The February issue of Current Directions in Psychological Science points to several studies that indicate facial composite systems produce a poor likeness of the intended face. In one particular study, only 2.8 percent of participants correctly named a well-known celebrity that had been created by other participants using the face-composite software.

Dynamic face recognition may be one of the last frontiers for quantifying why some of our simplest brain functions have difficulty being matched by computers.

As a kid, when computers were more basic, it was easy to see the differences between my brain and the power of a computer. When I played baseball I knew the instant the ball was hit whether I had to run back or forward. This was a spectacular amount of mathematics done in an instant with the only programming being my amount of practice. A computer has to be able to define a parabola before it can tell me which way to run - by the time it could tell me where to run, the ball will have landed.

The only reason I bothered to show up for trigonometry was to figure out a methodology that could help me write a computer program to catch a baseball without having the computer know where the ball was going to be hit in advance.

Facial recognition today faces similar obstacles. If you look at your favorite scientist's irritated face while his supermodel storms out because he did not tell her she was beautiful for the requisite hundredth time that day, it looks a certain way. If he then looks happy because he finally got some peace and quiet, it looks another way. To you, it is easily the same person but a computer has a very difficult time with that operation.

A three-year old child can look at a real chicken and then a cartoon chicken and say, "That's a chicken." A computer has a difficult time with that also.

"Numerous lines of evidence converge on the view that faces are generally processed, stored and retrieved at a holistic level rather than at the level of individual facial features," said Gary Wells and Lisa Hasels of Iowa State University in the Current Directions in Psychological Science article.*

In the late 1970s research on this began to kick into gear, mostly because of vision applications. Scientists wanted to determine how much information was essential for visual recognition. Similar to hearing, we can determine frequencies of interest for vision. In this case, the frequencies are spatial and the research was done by AP Ginsburg.** He used bandpass filters to determine which spatial frequencies carried the most information and therefore could be isolated to make recognition easier. He narrowed down the important range of frequencies but, also important, he discovered that different spatial-frequency sets supplied the information for different perceptual and cognitive functions - like emotions, which would allow a computer to recognize a scientist whether he is happy or bothered.

It's only now that home computers will contain the horsepower to do this kind of number crunching. The field of identity recognition is easily covered today but emotional recognition - the kind of thing that allows a computer to recognize me regardless of my supermodel irritation level - still has some way to go.

I've tried to find some legitimate modern research that makes this big improvement but so far it just involves brute-force techniques and more computing power to identify and match grid-by-grid; hardly an elegant solution.

Yet while emotional variance recognition is still lacking, ordinary face recognition has grown tremendously. I went to a site called My Heritage and tried their tool. The demo version allows you to input your picture and tells you what celebrities you look like. Naturally, I had to give that a try. So I threw in my picture and it comes back with the four people in the graphic.

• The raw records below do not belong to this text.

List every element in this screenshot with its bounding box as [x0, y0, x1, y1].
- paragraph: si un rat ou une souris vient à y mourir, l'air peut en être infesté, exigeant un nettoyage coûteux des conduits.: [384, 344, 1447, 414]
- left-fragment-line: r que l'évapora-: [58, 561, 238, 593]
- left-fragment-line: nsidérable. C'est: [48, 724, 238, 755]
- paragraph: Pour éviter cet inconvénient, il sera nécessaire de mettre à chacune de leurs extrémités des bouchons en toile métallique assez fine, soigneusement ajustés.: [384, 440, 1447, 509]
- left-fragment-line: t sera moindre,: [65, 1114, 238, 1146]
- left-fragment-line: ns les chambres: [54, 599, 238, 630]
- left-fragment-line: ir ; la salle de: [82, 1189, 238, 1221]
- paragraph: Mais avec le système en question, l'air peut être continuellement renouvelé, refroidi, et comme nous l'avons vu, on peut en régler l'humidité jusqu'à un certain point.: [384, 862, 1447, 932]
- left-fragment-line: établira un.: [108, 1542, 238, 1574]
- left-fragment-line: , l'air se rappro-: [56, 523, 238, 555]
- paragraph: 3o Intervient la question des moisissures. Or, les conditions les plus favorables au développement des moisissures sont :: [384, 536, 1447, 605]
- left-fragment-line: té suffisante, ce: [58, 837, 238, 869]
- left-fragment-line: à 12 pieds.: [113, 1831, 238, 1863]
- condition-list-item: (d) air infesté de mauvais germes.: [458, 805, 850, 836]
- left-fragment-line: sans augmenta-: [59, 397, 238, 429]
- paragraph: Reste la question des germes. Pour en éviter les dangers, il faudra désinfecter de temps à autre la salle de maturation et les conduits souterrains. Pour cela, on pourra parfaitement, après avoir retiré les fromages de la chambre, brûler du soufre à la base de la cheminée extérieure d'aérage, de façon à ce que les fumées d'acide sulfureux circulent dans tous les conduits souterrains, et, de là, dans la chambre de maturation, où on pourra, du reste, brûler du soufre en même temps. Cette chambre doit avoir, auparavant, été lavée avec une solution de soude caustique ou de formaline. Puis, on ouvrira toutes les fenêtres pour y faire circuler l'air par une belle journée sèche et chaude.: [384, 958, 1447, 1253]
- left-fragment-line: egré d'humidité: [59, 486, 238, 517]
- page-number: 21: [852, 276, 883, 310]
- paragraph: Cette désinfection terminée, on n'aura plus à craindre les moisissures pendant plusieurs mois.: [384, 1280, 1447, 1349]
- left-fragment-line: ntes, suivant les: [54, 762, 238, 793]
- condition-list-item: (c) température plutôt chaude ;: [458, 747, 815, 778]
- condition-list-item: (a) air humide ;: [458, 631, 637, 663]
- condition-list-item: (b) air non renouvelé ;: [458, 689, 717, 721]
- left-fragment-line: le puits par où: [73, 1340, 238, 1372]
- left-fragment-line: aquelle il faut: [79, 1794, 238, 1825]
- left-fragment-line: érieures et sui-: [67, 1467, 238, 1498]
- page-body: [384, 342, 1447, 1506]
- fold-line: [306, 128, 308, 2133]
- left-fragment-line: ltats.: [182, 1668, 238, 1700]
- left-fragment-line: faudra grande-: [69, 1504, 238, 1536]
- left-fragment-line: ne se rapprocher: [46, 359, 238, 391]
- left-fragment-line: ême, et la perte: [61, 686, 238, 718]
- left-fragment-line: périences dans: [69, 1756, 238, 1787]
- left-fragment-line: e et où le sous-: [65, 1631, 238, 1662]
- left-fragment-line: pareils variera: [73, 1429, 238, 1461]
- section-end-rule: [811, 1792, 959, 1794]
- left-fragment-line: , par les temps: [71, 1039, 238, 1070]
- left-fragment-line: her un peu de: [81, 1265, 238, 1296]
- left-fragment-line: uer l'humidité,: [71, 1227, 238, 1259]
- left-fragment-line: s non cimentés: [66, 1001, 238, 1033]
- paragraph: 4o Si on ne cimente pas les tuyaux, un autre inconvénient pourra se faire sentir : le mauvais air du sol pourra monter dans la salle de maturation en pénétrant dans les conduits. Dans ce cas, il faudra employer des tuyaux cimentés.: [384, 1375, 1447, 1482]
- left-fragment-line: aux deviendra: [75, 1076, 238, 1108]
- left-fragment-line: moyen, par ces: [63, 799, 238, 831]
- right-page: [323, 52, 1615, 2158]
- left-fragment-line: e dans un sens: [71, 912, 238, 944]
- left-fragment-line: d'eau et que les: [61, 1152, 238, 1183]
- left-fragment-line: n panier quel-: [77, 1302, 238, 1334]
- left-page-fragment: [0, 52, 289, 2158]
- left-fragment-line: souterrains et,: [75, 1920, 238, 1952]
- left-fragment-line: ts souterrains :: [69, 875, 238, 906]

MyHeritage.com said I am a combination of Trent Rezner, Scott Bakula and Jackie Chan. I wasn't sure how that Colin Firth guy fit in there but I remembered he seduced Keira Knightley in some movie or another, so it makes sense now.

They think I am a rock star, a quantum physicist and the greatest martial arts action hero of all time? The authors of the recent article may not be convinced but I think this software is so accurate it is almost spooky.

*They also state that attempts to evaluate and improve face composites fit into the larger problem of the criminal justice system. They cited that analyses of the first 180 DNA exonerations to occur in the United States revealed mistaken eyewitness testimony in 75 percent of the cases.

**Ginsburg A.P. "Spatial filtering and vision: implications for normal and abnormal vision." In Clinical Applications of Visual Psychophysics. LM Proenz, JM Enoch, A Jampolsky (ed) Cambridge University Press, 1981, pp 70-106. I can't find an online link.